Input schemas describe structure but not intent. Descriptions should explain non-obvious parameter relationships and valid value ranges.

Purpose4/5

Does the description clearly state what the tool does and how it differs from similar tools?

The description clearly states the action ('read') and resource ('recent messages from a channel'), making the tool's purpose understandable. However, it doesn't differentiate from potential siblings like 'get_channels' or 'list_members' that might also involve reading data, leaving room for ambiguity in a crowded toolset.

Agents choose between tools based on descriptions. A clear purpose with a specific verb and resource helps agents select the right tool.

Usage Guidelines2/5

Does the description explain when to use this tool, when not to, or what alternatives exist?
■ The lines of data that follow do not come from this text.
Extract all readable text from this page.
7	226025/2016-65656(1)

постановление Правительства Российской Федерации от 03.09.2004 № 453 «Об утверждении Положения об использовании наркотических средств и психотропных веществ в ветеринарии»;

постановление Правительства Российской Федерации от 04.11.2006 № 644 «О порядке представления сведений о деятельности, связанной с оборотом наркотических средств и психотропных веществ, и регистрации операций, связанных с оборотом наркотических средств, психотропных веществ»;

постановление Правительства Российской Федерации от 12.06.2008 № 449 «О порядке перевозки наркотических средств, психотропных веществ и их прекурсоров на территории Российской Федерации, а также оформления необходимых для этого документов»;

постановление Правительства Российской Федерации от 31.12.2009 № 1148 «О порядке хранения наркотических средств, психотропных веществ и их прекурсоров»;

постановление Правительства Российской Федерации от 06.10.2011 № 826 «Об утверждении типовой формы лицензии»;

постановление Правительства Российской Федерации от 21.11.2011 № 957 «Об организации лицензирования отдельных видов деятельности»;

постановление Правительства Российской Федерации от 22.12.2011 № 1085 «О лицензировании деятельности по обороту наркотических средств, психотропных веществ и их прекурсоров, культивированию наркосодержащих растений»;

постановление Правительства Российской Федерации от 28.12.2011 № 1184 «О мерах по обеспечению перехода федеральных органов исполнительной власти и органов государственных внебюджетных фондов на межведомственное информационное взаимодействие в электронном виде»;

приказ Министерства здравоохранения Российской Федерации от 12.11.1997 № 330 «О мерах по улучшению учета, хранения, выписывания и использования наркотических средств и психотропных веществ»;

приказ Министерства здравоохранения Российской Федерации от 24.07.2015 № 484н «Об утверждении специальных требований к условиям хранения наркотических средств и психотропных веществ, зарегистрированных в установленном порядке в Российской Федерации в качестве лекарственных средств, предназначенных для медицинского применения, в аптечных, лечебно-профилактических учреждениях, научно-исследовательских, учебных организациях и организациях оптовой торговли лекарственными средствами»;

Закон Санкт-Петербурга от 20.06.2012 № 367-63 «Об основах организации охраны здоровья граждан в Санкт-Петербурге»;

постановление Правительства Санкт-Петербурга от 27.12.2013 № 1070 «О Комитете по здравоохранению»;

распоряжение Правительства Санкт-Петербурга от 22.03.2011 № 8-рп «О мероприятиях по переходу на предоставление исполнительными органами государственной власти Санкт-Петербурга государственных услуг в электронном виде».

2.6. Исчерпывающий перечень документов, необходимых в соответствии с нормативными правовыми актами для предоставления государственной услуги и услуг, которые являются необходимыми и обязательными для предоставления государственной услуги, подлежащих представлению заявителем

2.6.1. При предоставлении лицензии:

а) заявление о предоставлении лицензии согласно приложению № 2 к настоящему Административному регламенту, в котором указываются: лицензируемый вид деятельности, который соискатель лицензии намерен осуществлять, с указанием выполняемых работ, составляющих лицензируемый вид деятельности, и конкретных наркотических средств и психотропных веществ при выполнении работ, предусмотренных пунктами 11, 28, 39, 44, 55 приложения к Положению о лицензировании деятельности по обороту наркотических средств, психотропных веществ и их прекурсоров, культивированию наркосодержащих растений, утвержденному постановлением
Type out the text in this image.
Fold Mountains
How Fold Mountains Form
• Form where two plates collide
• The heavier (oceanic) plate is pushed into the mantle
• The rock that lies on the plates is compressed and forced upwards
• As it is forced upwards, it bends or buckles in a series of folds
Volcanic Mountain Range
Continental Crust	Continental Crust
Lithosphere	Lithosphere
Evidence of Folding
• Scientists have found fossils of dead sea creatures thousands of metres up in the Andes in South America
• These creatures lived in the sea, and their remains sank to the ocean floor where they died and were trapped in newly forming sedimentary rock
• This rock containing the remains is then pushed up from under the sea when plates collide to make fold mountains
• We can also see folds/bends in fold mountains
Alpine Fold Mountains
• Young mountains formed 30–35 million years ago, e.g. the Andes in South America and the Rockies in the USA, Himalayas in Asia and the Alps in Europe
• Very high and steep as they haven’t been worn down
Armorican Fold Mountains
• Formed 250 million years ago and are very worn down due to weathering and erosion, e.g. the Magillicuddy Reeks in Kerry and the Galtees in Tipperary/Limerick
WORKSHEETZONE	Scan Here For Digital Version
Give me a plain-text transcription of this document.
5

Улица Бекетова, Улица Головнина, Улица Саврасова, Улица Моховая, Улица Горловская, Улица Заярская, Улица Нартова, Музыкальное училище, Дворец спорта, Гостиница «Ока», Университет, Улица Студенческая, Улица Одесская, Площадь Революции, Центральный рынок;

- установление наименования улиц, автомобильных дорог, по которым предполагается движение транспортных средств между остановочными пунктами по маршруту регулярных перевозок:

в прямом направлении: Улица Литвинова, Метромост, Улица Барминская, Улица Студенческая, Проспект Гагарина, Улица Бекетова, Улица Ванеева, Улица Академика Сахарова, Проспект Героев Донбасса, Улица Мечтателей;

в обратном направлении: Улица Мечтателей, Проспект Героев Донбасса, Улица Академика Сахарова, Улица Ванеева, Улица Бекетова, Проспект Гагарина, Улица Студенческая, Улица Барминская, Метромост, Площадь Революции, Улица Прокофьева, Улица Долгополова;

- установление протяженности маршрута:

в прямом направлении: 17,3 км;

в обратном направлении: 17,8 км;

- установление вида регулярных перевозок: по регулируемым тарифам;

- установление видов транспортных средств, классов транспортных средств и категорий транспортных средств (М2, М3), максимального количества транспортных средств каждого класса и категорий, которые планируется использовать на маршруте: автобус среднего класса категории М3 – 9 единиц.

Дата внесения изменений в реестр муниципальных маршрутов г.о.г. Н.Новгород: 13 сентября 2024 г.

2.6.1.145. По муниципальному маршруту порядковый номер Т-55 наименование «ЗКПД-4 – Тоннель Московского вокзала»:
The description provides no guidance on when to use this tool versus alternatives. With siblings like 'get_channels' and 'list_members' that might overlap in reading data, there's no indication of context, prerequisites, or exclusions, leaving the agent to guess based on tool names alone.

Agents often have multiple tools that could apply. Explicit usage guidance like "use X instead of Y when Z" prevents misuse.